Princes residing in a tower: King Edward IV ruled over the two young half-brothers, Edward V, who was 12 years old, and Richard of York, who was 9 years old. When their father died in 1483, Edward V was the next in line to take the kingdom because he was the oldest.
The two lads were kept in the Tower of London for their own safety while arrangements were being made to crown King Edward V. After only a few months in power, it was revealed that Edward V and his half-brother were the offspring of a bigamous union, making neither of them able to hold the throne.
After Edward V was overthrown, Richard III, his uncle, became the new king. The lads were never again seen in public after their father passed away and they were eventually locked up in the tower. As King Richard III sought to ascend to the throne, rumors started to spread that the two had been slain.

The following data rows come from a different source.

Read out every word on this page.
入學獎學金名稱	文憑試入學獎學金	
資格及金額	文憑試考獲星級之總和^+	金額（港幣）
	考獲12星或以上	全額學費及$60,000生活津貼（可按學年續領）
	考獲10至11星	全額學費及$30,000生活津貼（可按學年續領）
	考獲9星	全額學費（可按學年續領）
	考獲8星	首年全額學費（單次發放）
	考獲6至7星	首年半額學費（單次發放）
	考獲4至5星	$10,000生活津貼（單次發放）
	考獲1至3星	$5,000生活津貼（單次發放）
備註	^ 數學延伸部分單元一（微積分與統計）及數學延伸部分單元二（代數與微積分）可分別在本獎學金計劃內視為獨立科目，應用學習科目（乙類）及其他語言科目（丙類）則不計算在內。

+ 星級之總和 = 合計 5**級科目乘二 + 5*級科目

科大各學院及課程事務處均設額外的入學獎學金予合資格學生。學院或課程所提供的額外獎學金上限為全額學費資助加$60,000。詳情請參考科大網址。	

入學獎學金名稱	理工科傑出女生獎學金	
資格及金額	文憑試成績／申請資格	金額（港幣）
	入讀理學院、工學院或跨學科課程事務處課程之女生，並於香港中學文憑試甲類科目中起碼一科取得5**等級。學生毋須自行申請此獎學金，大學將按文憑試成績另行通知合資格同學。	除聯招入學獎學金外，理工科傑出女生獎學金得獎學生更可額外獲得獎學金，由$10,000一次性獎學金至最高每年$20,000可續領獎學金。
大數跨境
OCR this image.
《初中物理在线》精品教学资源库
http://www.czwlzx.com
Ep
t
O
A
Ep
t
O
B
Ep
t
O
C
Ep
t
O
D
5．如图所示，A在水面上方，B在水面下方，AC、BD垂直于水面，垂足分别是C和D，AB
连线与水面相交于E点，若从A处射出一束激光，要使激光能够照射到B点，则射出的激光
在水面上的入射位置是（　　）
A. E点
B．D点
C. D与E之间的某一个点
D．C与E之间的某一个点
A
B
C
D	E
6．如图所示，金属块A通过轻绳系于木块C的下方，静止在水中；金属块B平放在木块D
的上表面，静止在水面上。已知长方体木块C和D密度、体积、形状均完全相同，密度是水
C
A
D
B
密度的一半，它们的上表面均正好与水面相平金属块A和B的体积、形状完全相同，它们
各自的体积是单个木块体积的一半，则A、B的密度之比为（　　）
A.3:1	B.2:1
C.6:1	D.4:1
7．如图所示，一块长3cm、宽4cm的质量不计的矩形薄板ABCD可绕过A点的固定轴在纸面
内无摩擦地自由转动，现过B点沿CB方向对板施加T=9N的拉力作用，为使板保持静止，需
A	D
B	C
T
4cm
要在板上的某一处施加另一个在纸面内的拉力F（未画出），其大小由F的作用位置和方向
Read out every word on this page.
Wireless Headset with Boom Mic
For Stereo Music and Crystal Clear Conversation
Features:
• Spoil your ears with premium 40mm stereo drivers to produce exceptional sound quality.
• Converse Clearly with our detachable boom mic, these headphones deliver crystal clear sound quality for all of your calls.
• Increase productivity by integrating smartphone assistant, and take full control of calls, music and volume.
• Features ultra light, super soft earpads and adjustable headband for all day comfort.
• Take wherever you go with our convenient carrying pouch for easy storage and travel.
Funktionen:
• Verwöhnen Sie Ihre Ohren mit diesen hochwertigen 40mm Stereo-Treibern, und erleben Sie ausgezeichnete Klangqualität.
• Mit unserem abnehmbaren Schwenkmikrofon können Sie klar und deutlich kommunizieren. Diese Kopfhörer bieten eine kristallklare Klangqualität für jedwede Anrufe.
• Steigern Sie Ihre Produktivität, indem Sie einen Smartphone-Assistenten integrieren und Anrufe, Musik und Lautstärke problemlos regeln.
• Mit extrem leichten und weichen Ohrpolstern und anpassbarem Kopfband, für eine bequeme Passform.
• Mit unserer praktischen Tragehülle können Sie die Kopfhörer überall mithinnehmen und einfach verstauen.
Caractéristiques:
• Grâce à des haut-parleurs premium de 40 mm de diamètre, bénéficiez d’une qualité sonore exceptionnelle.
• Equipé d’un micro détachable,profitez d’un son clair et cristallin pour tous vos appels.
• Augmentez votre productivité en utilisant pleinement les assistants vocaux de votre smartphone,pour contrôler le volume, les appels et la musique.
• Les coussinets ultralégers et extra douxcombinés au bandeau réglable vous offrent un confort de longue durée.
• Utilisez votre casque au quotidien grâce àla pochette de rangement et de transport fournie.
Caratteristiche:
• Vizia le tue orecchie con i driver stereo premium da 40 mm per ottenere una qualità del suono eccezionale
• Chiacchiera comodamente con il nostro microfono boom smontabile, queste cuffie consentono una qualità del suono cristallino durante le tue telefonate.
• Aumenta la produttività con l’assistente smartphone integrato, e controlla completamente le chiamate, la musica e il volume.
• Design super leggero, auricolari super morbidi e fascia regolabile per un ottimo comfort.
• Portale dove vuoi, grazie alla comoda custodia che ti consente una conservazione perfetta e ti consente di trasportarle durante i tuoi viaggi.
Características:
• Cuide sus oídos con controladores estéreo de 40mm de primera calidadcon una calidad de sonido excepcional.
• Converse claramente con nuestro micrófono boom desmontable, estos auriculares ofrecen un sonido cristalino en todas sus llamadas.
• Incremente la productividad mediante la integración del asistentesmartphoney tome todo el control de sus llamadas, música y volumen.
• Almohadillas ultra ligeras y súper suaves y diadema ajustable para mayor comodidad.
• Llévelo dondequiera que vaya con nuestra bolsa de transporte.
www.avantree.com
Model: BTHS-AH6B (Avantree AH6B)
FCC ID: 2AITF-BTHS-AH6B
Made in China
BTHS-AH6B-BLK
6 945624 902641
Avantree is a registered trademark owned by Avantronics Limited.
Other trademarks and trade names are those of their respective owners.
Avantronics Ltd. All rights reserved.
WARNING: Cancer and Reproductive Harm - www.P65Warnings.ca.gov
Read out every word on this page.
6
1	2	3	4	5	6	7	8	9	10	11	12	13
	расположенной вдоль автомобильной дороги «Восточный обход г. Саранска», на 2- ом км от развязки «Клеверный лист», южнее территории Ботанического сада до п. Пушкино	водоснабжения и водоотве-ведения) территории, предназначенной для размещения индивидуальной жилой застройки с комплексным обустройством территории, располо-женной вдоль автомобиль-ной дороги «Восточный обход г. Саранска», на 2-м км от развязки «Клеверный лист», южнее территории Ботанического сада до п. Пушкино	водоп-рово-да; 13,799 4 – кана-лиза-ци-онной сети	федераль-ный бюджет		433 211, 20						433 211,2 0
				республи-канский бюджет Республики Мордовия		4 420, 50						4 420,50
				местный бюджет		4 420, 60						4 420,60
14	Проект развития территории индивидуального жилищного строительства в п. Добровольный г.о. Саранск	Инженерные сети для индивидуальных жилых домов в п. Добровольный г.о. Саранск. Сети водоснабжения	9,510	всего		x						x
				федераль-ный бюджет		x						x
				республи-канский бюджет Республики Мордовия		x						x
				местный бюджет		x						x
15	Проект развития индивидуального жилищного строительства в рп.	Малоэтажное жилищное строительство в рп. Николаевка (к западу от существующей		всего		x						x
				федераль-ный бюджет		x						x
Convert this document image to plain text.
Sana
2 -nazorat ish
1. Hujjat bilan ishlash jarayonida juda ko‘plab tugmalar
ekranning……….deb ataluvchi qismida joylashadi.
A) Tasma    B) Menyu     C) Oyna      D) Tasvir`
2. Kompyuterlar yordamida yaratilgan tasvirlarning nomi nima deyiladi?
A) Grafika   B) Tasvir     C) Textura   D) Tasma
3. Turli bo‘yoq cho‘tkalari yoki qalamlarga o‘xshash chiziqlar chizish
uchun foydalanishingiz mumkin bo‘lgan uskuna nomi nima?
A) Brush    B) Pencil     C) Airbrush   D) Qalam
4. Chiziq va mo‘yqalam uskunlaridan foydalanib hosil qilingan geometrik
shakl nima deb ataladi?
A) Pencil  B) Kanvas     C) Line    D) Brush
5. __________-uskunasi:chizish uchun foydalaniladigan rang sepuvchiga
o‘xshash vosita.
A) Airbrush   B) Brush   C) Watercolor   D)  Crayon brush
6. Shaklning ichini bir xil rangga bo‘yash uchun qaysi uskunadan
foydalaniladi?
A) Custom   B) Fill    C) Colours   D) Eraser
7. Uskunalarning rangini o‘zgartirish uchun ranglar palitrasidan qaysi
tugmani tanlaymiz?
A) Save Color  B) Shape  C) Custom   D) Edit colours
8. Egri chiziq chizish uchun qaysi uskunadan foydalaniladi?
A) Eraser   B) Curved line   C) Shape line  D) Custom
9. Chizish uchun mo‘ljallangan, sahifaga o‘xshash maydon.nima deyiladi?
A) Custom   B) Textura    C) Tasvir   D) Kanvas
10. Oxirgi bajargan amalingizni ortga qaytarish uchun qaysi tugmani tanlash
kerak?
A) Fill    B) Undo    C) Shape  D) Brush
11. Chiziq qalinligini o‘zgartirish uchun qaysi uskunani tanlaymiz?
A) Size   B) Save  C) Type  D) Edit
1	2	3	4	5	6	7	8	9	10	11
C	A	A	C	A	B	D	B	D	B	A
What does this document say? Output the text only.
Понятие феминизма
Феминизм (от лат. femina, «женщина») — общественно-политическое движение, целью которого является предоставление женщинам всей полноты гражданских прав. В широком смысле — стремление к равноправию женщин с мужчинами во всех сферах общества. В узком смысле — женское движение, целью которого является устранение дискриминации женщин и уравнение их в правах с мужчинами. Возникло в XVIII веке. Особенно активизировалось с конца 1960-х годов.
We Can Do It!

The leftovers: Workers repairing the London Tower in 1674 discovered the corpses of two small infants. The children’s remains were deposited in an urn and transported to Westminster Abbey, where they still sit today, without being able to ascertain the children’s identities with any accuracy.
The bodies were reexamined in 1933 as forensic capabilities improved along with public curiosity. The remains were initially identified as belonging to two young boys who died in the year 1483, but as the bones could not be carbon-dated, it is likely that this examination yielded only conjectural information.
This examination marked the final opportunity for anyone to examine the remains.
There was again optimism for locating the princes in 2012 after Richard III’s remains were discovered buried beneath a parking lot in Leicester.
Members of the organization Revealing Richard III located a surviving distant relative of the late monarch in order to identify Richard III’s bones. It was believed that the forensic techniques utilized in this case would be able to identify the princes, Richard III’s nephews.
The following year, though, the request to reexamine the bodies was turned down. The Queen, the Church of England, and government officials all emphatically rejected the request, declaring that they were “fully in accord” that the investigation should not proceed.
The BBC and Channel 4 both requested the same probe in 1993 and 1995, but both requests were turned down.
The requests were turned down by the then-Dean of Westminster, the Very Rev. Michael Mayne, on the grounds that the results of carbon dating would only be able to pinpoint the death’s date to within plus or minus 50 years.
There were also worries that getting DNA samples from a prince’s close family would require digging up more graves. The Dean also brought up the issue of what to deal with the remains if it turned out that they didn’t belong to the princes.
Project Missing Princes: The Missing Princes Project was launched in 2015 by Philippa Langley MBE, who oversaw the hunt for Richard III and called for an investigation into the “bones in the urn.”
The techniques used in this Cold Case History inquiry are those used in contemporary police investigations. Volunteers with a variety of academic disciplines are being sought to help with the inquiry, which will concentrate on Paleography, archive searches, and important foreign languages.
The crew discovered proof of a bargain arranged in December 2021 that allowed Edward V to take the name “John Evans” and reside on his half-Devon brother’s estate.
According to the Daily Telegraph’s chief researcher for The Missing Princes Project “The evidence indicates that Edward was sent to spend the remainder of his days on his half-estate brother’s as long as he kept quiet, as part of a deal negotiated between his mother and Richard III, and later with Henry Tudor,” according to the evidence.
The story of the murdered princes of the tower, according to experts working on the case, might have been made up as a political ploy against King Richard III.